Sunday, April 1, 2012

Should I fire my full service broker?

From time to time I review my portfolio performance. With software such as Quicken that is easy to do, although I am leery of computer bugs and erroneous/inconsistent data entries. That is not to say that I do sloppy book keeping. No, far from it, every month I diligently reconcile my Quicken accounts with the actual bank and brokerage statements. But the sheer multitude of transactions as well as the categorical assignment of those transactions does lead to an accumulation of errors over time.

Also, it is difficult to assess the performance of my real estate investments since these are long term investments with a 10+ year time horizon and I have acquired a fair bit during this last down cycle that started in 2007-2008. Not to mention keeping track of rental income for which Quicken is entirely unsuitable.

Thus, let’s focus on stock market performance. To be honest, the last 5 years were very frustrating for investors and most gains scraped together during the volatile early half of this decade were wiped out in the big crash. So how are you to measure how you’re doing and how your investment advisors are doing?
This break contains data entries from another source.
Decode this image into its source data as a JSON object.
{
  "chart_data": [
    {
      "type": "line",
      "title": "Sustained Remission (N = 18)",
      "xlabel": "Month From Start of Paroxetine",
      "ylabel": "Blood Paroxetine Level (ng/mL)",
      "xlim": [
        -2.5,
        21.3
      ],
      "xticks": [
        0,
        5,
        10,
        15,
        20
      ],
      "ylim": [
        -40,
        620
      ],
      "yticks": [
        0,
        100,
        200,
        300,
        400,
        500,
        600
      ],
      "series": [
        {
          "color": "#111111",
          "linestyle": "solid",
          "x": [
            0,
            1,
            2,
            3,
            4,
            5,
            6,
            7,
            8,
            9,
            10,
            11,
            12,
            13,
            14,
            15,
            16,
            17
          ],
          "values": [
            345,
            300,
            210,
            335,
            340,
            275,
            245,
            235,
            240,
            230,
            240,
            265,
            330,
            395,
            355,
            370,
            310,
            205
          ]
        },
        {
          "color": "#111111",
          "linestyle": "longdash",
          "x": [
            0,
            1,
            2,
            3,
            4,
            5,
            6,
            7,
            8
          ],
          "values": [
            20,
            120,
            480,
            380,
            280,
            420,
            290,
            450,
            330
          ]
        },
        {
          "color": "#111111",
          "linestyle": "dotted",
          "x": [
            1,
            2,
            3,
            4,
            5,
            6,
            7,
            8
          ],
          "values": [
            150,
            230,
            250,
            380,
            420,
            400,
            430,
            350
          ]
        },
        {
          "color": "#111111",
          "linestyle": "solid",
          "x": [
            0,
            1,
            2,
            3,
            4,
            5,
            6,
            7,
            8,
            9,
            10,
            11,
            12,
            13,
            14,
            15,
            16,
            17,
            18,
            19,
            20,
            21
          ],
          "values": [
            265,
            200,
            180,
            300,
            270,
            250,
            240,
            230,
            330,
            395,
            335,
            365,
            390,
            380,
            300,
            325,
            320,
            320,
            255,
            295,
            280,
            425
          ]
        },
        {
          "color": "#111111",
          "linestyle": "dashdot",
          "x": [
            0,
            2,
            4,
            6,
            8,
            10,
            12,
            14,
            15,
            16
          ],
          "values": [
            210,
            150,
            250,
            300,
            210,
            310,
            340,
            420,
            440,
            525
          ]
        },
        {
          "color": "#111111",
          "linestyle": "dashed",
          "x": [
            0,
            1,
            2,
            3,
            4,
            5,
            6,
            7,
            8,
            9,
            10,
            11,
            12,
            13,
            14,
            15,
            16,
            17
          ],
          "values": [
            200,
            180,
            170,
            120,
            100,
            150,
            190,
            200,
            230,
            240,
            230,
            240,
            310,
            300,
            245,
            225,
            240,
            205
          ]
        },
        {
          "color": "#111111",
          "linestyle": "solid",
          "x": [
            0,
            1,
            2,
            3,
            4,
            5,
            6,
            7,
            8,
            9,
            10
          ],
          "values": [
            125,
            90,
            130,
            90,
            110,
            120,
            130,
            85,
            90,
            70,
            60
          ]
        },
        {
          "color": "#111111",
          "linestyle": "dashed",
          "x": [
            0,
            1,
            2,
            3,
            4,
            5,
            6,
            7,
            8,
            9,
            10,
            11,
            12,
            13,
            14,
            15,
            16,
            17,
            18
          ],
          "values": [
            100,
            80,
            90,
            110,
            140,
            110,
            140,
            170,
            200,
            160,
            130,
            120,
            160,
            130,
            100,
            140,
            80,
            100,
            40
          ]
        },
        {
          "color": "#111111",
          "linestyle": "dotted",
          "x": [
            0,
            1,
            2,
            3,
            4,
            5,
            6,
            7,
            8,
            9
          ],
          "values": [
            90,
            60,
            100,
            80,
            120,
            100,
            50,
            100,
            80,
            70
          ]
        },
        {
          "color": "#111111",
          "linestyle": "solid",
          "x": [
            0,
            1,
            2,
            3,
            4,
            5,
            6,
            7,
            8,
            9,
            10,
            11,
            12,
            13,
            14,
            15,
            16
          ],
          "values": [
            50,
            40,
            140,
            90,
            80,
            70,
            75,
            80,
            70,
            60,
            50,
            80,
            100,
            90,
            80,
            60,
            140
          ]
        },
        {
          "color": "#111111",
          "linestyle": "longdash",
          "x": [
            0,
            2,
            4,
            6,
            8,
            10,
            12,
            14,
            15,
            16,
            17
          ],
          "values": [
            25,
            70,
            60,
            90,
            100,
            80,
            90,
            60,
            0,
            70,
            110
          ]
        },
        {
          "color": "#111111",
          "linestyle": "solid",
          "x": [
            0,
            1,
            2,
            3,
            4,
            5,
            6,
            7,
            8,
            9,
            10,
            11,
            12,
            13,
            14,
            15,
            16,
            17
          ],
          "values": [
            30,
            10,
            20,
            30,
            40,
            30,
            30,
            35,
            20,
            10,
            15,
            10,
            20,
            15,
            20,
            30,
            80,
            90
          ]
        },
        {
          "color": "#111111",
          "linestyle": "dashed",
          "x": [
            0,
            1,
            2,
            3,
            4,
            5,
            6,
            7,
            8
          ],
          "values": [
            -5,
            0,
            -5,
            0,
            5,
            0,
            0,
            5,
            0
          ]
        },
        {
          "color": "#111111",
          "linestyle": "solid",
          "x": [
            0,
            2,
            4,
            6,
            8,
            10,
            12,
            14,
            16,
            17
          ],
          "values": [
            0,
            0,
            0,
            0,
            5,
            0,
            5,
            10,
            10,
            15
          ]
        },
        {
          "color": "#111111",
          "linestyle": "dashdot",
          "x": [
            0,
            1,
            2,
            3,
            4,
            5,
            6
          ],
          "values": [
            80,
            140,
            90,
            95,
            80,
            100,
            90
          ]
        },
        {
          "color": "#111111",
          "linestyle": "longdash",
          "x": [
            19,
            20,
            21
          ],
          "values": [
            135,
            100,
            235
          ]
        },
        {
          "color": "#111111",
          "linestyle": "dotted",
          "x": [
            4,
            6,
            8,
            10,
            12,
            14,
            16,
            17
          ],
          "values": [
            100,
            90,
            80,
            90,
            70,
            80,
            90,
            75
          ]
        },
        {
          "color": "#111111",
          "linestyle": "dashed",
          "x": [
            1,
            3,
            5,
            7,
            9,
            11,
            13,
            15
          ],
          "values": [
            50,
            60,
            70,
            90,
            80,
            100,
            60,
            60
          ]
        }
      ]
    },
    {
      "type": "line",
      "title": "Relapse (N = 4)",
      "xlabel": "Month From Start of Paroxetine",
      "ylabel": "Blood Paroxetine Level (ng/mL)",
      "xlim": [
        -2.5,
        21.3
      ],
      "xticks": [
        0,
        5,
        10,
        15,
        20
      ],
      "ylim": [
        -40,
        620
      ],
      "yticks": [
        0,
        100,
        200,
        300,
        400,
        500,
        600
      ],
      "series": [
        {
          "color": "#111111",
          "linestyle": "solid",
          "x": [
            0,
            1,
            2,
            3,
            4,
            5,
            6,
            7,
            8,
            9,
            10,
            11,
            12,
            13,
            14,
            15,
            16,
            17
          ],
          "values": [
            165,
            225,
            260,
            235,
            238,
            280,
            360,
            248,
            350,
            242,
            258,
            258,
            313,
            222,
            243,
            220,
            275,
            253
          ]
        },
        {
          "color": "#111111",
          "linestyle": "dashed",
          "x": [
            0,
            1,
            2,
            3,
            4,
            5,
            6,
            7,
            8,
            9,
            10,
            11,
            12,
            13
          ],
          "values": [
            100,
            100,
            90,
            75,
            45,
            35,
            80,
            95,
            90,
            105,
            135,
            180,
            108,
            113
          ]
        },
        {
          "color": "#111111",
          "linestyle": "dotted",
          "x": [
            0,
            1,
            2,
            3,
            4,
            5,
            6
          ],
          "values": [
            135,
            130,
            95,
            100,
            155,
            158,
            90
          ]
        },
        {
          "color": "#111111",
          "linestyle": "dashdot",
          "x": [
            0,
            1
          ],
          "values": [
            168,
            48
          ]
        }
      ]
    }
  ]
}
When you read the financial headlines there are always the same investor star names such as Warren You-know-who and Sir John. Also Irvin Michael and Francis Chou are often mentioned as star investors. So let’s compare their performance with ours over these last tough years. This is maybe also a good time to bring up my full service stock broker, the closest thing I have to a financial advisor. Over the years he has been my devil’s advocate and kept me from various stupid moves although that is offset with some less than brilliant moves by him. Also, he oversaw a lot of my oil and gas investments while I am more heavily in financial stocks and real estate stocks plus U.S. industrials using my discount accounts.
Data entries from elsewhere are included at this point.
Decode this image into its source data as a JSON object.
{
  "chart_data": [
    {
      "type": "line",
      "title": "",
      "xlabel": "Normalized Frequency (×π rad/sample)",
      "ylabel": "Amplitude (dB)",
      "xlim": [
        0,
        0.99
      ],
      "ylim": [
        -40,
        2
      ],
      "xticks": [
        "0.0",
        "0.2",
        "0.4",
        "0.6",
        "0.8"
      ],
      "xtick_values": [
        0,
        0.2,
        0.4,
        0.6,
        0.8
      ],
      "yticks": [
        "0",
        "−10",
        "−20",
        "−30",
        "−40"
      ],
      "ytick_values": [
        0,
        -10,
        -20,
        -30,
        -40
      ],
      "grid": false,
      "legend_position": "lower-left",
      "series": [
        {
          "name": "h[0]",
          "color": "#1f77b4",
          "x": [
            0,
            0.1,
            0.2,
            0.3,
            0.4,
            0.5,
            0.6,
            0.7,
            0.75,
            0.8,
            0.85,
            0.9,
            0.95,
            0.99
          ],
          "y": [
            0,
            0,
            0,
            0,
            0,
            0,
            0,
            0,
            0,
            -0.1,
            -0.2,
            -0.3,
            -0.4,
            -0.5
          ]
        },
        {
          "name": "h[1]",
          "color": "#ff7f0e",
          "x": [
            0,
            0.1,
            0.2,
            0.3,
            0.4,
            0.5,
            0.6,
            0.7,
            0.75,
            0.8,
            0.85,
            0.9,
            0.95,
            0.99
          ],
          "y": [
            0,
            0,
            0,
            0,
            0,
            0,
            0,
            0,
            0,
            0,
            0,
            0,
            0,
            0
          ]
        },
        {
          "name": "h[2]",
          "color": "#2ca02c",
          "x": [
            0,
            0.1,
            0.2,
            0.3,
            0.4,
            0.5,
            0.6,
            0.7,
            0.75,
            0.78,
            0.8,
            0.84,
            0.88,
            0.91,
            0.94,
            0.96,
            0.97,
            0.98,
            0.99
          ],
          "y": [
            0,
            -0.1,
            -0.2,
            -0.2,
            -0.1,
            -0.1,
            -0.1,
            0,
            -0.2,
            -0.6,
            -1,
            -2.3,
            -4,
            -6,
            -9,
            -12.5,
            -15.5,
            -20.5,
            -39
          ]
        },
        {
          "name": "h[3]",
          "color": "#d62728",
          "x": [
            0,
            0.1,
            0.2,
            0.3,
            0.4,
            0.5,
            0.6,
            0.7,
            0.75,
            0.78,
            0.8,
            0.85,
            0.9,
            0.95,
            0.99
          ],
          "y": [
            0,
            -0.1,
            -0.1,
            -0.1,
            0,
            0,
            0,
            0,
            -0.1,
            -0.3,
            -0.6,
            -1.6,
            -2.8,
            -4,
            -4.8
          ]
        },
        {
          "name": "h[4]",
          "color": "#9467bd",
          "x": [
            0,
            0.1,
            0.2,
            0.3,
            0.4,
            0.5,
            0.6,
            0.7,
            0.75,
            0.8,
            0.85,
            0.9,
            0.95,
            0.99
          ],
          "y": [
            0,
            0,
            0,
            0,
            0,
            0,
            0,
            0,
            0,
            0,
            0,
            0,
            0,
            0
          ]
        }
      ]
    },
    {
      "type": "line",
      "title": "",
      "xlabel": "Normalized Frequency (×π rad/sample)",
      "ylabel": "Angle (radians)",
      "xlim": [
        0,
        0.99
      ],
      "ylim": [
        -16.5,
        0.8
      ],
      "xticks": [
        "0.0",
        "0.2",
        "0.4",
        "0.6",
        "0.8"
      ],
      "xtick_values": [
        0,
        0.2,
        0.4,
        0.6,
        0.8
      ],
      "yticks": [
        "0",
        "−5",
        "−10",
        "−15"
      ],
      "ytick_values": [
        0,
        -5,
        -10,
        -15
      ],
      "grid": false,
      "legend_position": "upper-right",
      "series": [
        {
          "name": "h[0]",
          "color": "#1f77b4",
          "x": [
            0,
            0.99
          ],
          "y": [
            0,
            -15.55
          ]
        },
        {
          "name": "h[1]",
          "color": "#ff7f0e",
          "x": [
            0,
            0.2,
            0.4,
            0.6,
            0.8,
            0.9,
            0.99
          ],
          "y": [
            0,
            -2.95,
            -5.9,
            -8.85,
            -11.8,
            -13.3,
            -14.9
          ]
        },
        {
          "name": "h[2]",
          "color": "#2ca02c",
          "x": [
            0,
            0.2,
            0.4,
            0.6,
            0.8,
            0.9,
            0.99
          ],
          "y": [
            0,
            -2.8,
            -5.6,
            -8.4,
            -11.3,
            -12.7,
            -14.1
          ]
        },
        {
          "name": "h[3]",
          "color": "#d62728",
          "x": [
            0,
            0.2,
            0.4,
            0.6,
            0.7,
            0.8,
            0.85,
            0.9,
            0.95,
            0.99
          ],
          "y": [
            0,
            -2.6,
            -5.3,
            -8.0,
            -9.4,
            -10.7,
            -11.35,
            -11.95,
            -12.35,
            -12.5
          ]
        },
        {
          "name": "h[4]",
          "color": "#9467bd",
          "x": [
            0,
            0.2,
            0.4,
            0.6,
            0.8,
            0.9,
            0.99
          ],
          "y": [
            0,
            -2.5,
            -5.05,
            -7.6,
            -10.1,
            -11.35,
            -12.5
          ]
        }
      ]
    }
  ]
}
But you know what? Quicken told me that over the last five years my full service broker only delivered me a measly 1.93% annual return. Fire the guy! I can do a lot better and safe on the commissions! So what did I do by myself? Eh…. Eu… 1.01% Fire yourself! Go to Francis and Michael!  Eh… Eu… well they may be better but they are charging MERs and operating expenses. They delivered -2.1% and -1.56% respectively. A TSX index fund would have done ‘least worst’ at an exciting 2.25%.
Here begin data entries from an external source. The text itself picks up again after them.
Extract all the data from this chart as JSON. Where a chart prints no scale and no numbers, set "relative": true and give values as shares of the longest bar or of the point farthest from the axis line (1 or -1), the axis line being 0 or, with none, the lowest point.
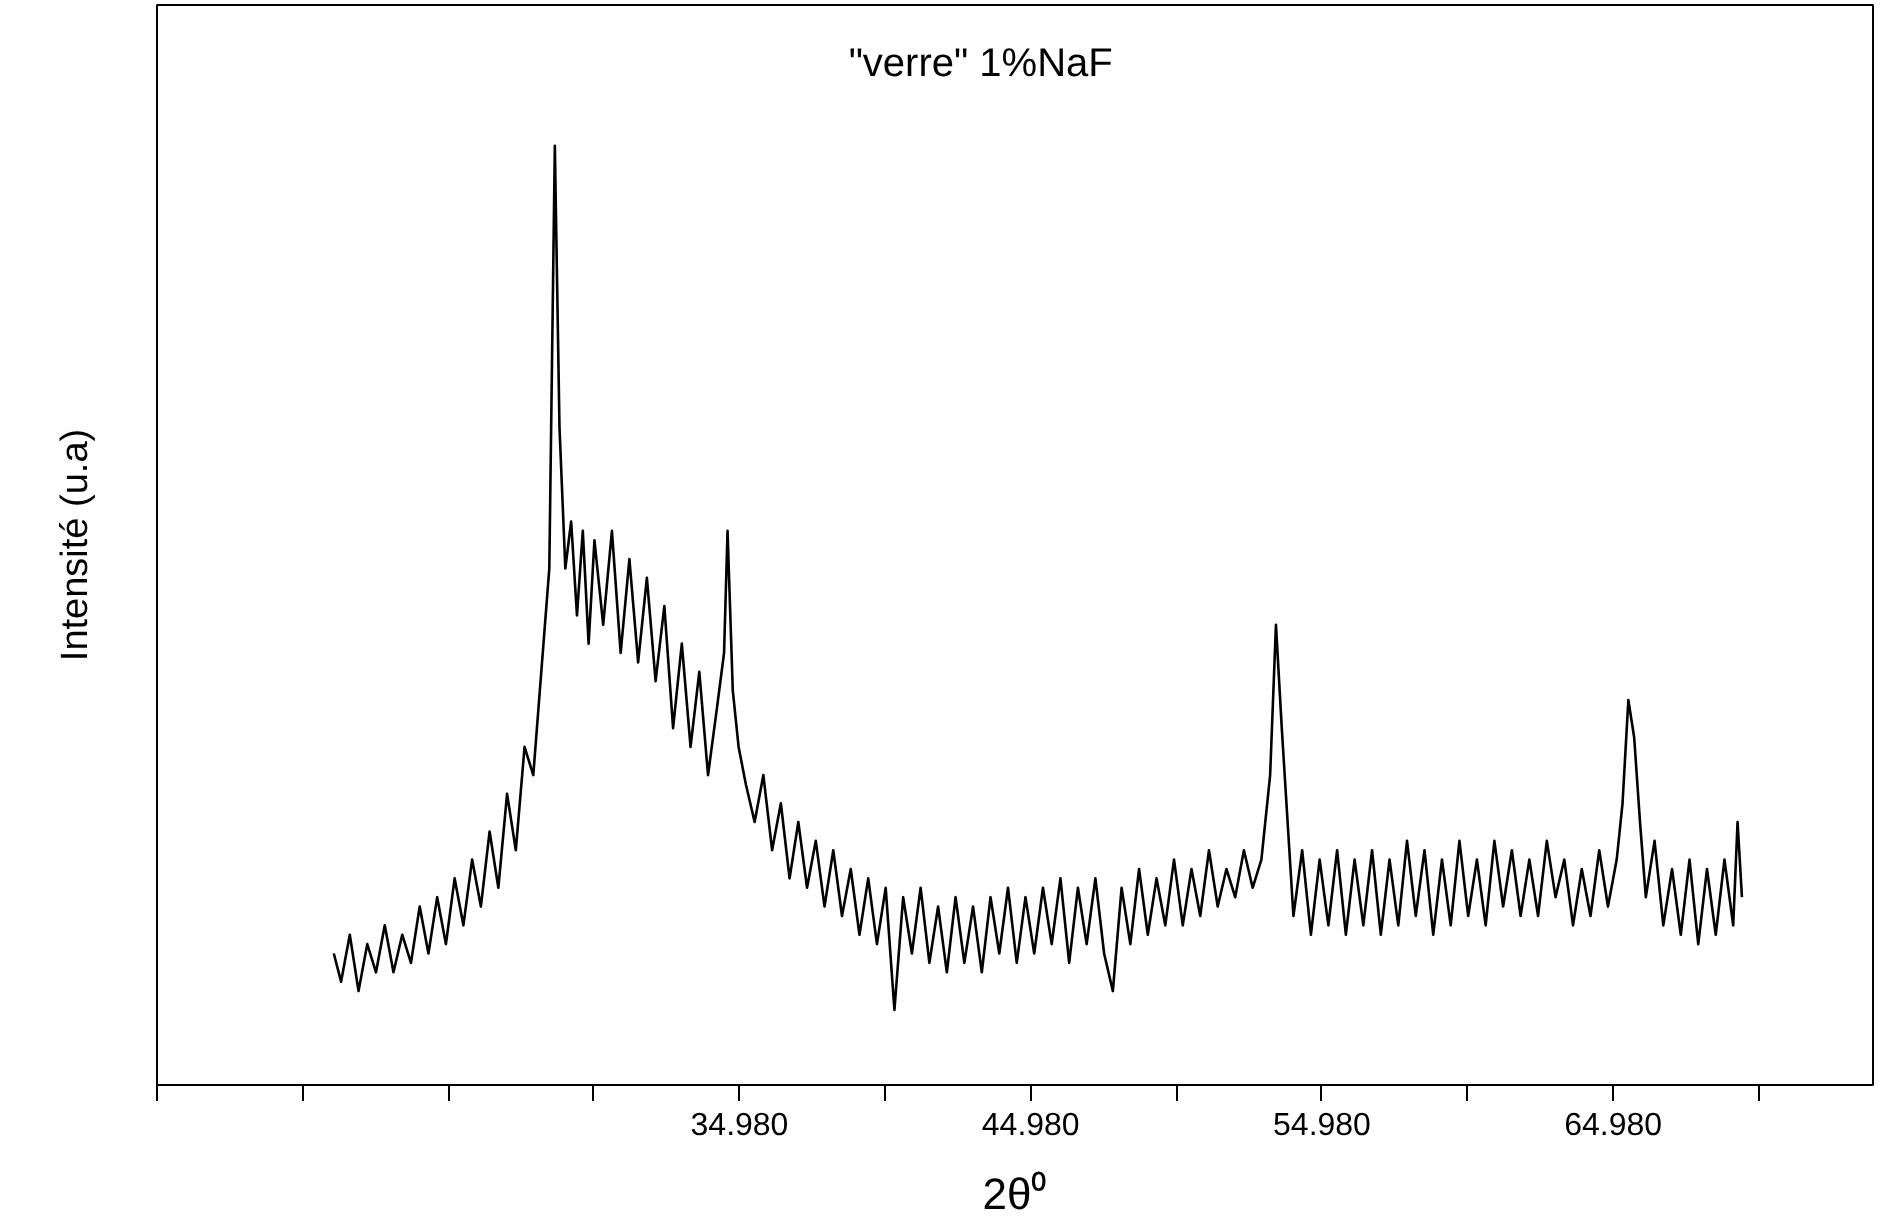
{
  "chart_data": {
    "type": "line",
    "relative": true,
    "xlabel": "2θ⁰",
    "ylabel": "Intensité (u.a)",
    "annotations": [
      "\"verre\" 1%NaF"
    ],
    "xlim": [
      14.98,
      73.9
    ],
    "xticks": [
      {
        "value": 14.98,
        "label": null
      },
      {
        "value": 19.98,
        "label": null
      },
      {
        "value": 24.98,
        "label": null
      },
      {
        "value": 29.98,
        "label": null
      },
      {
        "value": 34.98,
        "label": "34.980"
      },
      {
        "value": 39.98,
        "label": null
      },
      {
        "value": 44.98,
        "label": "44.980"
      },
      {
        "value": 49.98,
        "label": null
      },
      {
        "value": 54.98,
        "label": "54.980"
      },
      {
        "value": 59.98,
        "label": null
      },
      {
        "value": 64.98,
        "label": "64.980"
      },
      {
        "value": 69.98,
        "label": null
      }
    ],
    "tick_labels": "x",
    "grid": false,
    "marker": "none",
    "line_style": "solid",
    "series": [
      {
        "color": "#000000",
        "x": [
          21.05,
          21.3,
          21.6,
          21.9,
          22.2,
          22.5,
          22.8,
          23.1,
          23.4,
          23.7,
          24.0,
          24.3,
          24.6,
          24.9,
          25.2,
          25.5,
          25.8,
          26.1,
          26.4,
          26.7,
          27.0,
          27.3,
          27.6,
          27.9,
          28.2,
          28.45,
          28.64,
          28.8,
          29.0,
          29.2,
          29.4,
          29.6,
          29.8,
          30.0,
          30.3,
          30.6,
          30.9,
          31.2,
          31.5,
          31.8,
          32.1,
          32.4,
          32.7,
          33.0,
          33.3,
          33.6,
          33.9,
          34.2,
          34.45,
          34.57,
          34.75,
          34.95,
          35.2,
          35.5,
          35.8,
          36.1,
          36.4,
          36.7,
          37.0,
          37.3,
          37.6,
          37.9,
          38.2,
          38.5,
          38.8,
          39.1,
          39.4,
          39.7,
          40.0,
          40.3,
          40.6,
          40.9,
          41.2,
          41.5,
          41.8,
          42.1,
          42.4,
          42.7,
          43.0,
          43.3,
          43.6,
          43.9,
          44.2,
          44.5,
          44.8,
          45.1,
          45.4,
          45.7,
          46.0,
          46.3,
          46.6,
          46.9,
          47.2,
          47.5,
          47.8,
          48.1,
          48.4,
          48.7,
          49.0,
          49.3,
          49.6,
          49.9,
          50.2,
          50.5,
          50.8,
          51.1,
          51.4,
          51.7,
          52.0,
          52.3,
          52.6,
          52.9,
          53.2,
          53.4,
          53.6,
          53.8,
          54.0,
          54.3,
          54.6,
          54.9,
          55.2,
          55.5,
          55.8,
          56.1,
          56.4,
          56.7,
          57.0,
          57.3,
          57.6,
          57.9,
          58.2,
          58.5,
          58.8,
          59.1,
          59.4,
          59.7,
          60.0,
          60.3,
          60.6,
          60.9,
          61.2,
          61.5,
          61.8,
          62.1,
          62.4,
          62.7,
          63.0,
          63.3,
          63.6,
          63.9,
          64.2,
          64.5,
          64.8,
          65.1,
          65.3,
          65.5,
          65.7,
          65.9,
          66.1,
          66.4,
          66.7,
          67.0,
          67.3,
          67.6,
          67.9,
          68.2,
          68.5,
          68.8,
          69.1,
          69.25,
          69.4
        ],
        "values": [
          0.14,
          0.11,
          0.16,
          0.1,
          0.15,
          0.12,
          0.17,
          0.12,
          0.16,
          0.13,
          0.19,
          0.14,
          0.2,
          0.15,
          0.22,
          0.17,
          0.24,
          0.19,
          0.27,
          0.21,
          0.31,
          0.25,
          0.36,
          0.33,
          0.45,
          0.55,
          1.0,
          0.7,
          0.55,
          0.6,
          0.5,
          0.59,
          0.47,
          0.58,
          0.49,
          0.59,
          0.46,
          0.56,
          0.45,
          0.54,
          0.43,
          0.51,
          0.38,
          0.47,
          0.36,
          0.44,
          0.33,
          0.4,
          0.46,
          0.59,
          0.42,
          0.36,
          0.32,
          0.28,
          0.33,
          0.25,
          0.3,
          0.22,
          0.28,
          0.21,
          0.26,
          0.19,
          0.25,
          0.18,
          0.23,
          0.16,
          0.22,
          0.15,
          0.21,
          0.08,
          0.2,
          0.14,
          0.21,
          0.13,
          0.19,
          0.12,
          0.2,
          0.13,
          0.19,
          0.12,
          0.2,
          0.14,
          0.21,
          0.13,
          0.2,
          0.14,
          0.21,
          0.15,
          0.22,
          0.13,
          0.21,
          0.15,
          0.22,
          0.14,
          0.1,
          0.21,
          0.15,
          0.23,
          0.16,
          0.22,
          0.17,
          0.24,
          0.17,
          0.23,
          0.18,
          0.25,
          0.19,
          0.23,
          0.2,
          0.25,
          0.21,
          0.24,
          0.33,
          0.49,
          0.38,
          0.28,
          0.18,
          0.25,
          0.16,
          0.24,
          0.17,
          0.25,
          0.16,
          0.24,
          0.17,
          0.25,
          0.16,
          0.24,
          0.17,
          0.26,
          0.18,
          0.25,
          0.16,
          0.24,
          0.17,
          0.26,
          0.18,
          0.24,
          0.17,
          0.26,
          0.19,
          0.25,
          0.18,
          0.24,
          0.18,
          0.26,
          0.2,
          0.24,
          0.17,
          0.23,
          0.18,
          0.25,
          0.19,
          0.24,
          0.3,
          0.41,
          0.37,
          0.28,
          0.2,
          0.26,
          0.17,
          0.23,
          0.16,
          0.24,
          0.15,
          0.23,
          0.16,
          0.24,
          0.17,
          0.28,
          0.2
        ]
      }
    ]
  }
}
So, my broker (combined with my own incredible wise input J) did best apart from the TSX. But then, the TSX has good, poor and not so poor years. Some years the S&P and Dow do a lot better. Sometimes real estate blows you away. It truly is a matter of diversification and before it goes completely to my broker’s head he probably managed the best segments of the market! (Really?)

I guess, I’ll better hang on to my full service broker a bit longer and of course, I am praying for a return to the good old 1990s. Hmmm, have you seen this year’s stock market performance? A repeat performance may not be so far off, after all.


Figure 1. Five Year Performance ending Feb 29, 2012
Oh, before I forget. Five years ago was March, 2007. If you had sat out the crash you would by now have recovered had you done nothing but holding on to your TSX etf.